Fargateさわってみる
CloudWatch Container Insightsとは?
VPCを新規作成しなくてもクラスターは作成できる
既存の中には入れられない?
VPCある場合とない場合の違いは?
github actionsのamazon-ecs-deploy-task-definition@v1でデプロイしようとしたら
Error: Failed to register task definition in ECS: Fargate only supports network mode ‘awsvpc’.
Error: Fargate only supports network mode ‘awsvpc’.
"NetworkMode": "awsvpc",
を指定してないからでは?
Fargate 起動タイプを使用している場合、awsvpc ネットワークモードが必要です。
"networkMode" か
次のエラー
Failed to register task definition in ECS: When networkMode=awsvpc, the host ports and container ports in port mappings must match.
prot関連の項目消したらいけた。
次
ECS: Fargate requires that 'cpu' be defined at the task level
"cpu": 256,
"memory": 512,
cpuとmemoryが必須です。fargateの場合。
taskが動かせない。実行中にならない?なってるけど一瞬で観測できてないとか?
作ったimageはローカルでrunしたら動く。
cloudwatchログに何も出ない。
CannotPullContainerError: Error response from daemon: Get https://yaaaaaaaaaaaaaa.dkr.ecr.ap-northeast-1.amazonaws.com/v2/: net/http: request canceled while waiting for connection (Client.Timeout exceeded while awaiting headers)
Fargate 起動タイプ
タスクの実行に使用されるサブネットのルートテーブルに、インターネットゲートウェイまたは NAT ゲートウェイへのルートがあることを確認します。
注意: インターネットゲートウェイまたは NAT ゲートウェイの代わりに、AWS PrivateLink を使用できます。エラーを回避するには、AWS PrivateLink または HTTP プロキシを正しく設定してください。
パブリックサブネットでタスクを起動する場合は、Amazon EC2 コンソールでタスクを起動するときに、[自動割り当てパブリック IP] を [有効] にします。これにより、イメージを取得するためのアウトバウンドネットワークアクセスをタスクに付与できます。
Amazon VPC で Amazon が提供する DNS を使用している場合は、インスタンスにアタッチされたセキュリティグループに HTTPS (ポート 443) に対するアウトバウンドアクセスが許可されていることを確認します。
カスタム DNS を使用している場合は、ポート 53 の DNS (UDP および TCP) およびポート 443 での HTTPS アクセスに対してアウトバウンドアクセスが許可されていることを確認します。
ネットワーク ACL ルールがレジストリへのトラフィックをブロックしていないことを確認します。
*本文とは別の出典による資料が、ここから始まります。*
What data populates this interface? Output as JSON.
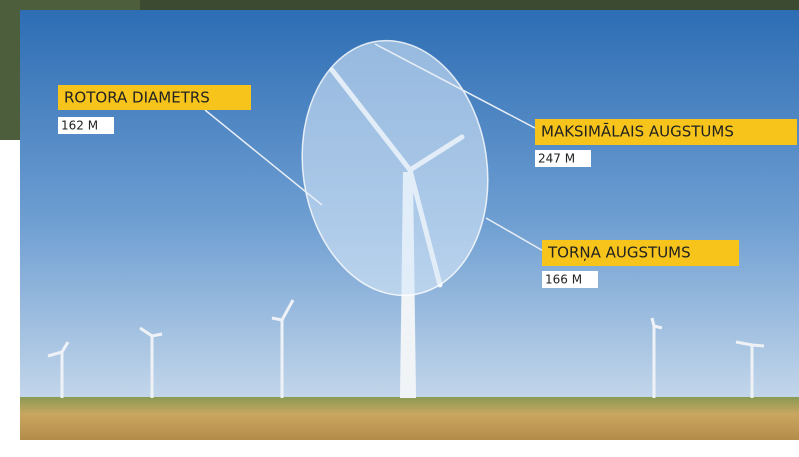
{
  "labels": [
    {
      "title": "ROTORA DIAMETRS",
      "value": "162 M"
    },
    {
      "title": "MAKSIMĀLAIS AUGSTUMS",
      "value": "247 M"
    },
    {
      "title": "TORŅA AUGSTUMS",
      "value": "166 M"
    }
  ]
}
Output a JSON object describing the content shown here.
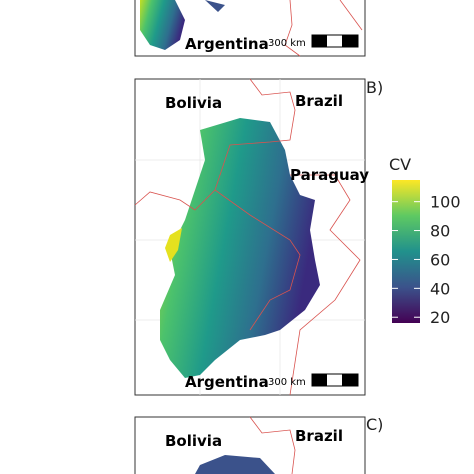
{
  "panels": [
    {
      "country_labels": [
        "Argentina"
      ],
      "scale": "300 km"
    },
    {
      "letter": "B)",
      "country_labels": [
        "Bolivia",
        "Brazil",
        "Paraguay",
        "Argentina"
      ],
      "scale": "300 km"
    },
    {
      "letter": "C)",
      "country_labels": [
        "Bolivia",
        "Brazil"
      ]
    }
  ],
  "colorbar": {
    "title": "CV",
    "lim": [
      16,
      115
    ],
    "ticks": [
      20,
      40,
      60,
      80,
      100
    ]
  }
}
タスク実行時のサブネットprivateのにしたら。コンテナ起動できた。
natゲートウェイ使っている?
ちなみに自動publicip割り当てはdiabledでタスク実行している。
taskを実行できてログに書き込まれているのを確認できた。
スクリプトを実行したいが、動かない。
状況の理由 CannotStartContainerError: Error response from daemon: OCI runtime create failed: container_linux.go:370: starting container process caused: exec: "/bin/sh start.sh": stat /bin/sh start.sh: no such file or directory: unknown
コマンド ["/bin/sh start.sh"]
lsコマンドで確認したがファイルは存在している。
task定義確認したら、
"command": [
"/bin/sh start.sh"
],
こんなふうになってる。
違うような。
コンソールでtask定義のコンテナの追加のとこでぽちぽちやってるけど、
/bin/sh start.sh
じゃなくて
/bin/sh,start.sh
だ。
コンマ区切りってプレースホルダで書いてあった。
Fargateクラスターを本番とstagingに分ける必要はある?
Q3: Amazon ECS において、クラスタはどう分けるのがよいか?
まず、起動タイプが EC2 なのか Fargate なのかで考慮する範囲が違ってきます。EC2 起動タイプであれば、クラスタを分けた場合 EC2 インスタンス自体が別になるので、例えばクラスタが持つ CPU やメモリなどのリソース量はクラスタごとに起動しているインスタンスタイプ・数によります。 対して Fargate であればクラスタは論理的な空間であり、EC2 インスタンスという概念自体が存在しません。
他にもいくつかの観点がありますが、例えば以下のような権限管理の面を考えてみます。
ECS が提供する API である CreateService, UpdateService, DeleteService, RunTask, StartTask API などは、AWS IAM のポリシー内の Condition keys で操作可能なクラスタを指定できるので、クラスタを分けることで例えば「IAM ユーザー A / IAM ロール A は Staging 環境のクラスタでサービスやタスクを作成・更新できるが、本番環境のクラスタではできない」といった詳細な権限制御を行うことができるので、そういった面で検討してみるのはいかがでしょうか。
バッチを1日1回定期実行する、みたいな小さい場合でも分けておいたほうがいいのかな。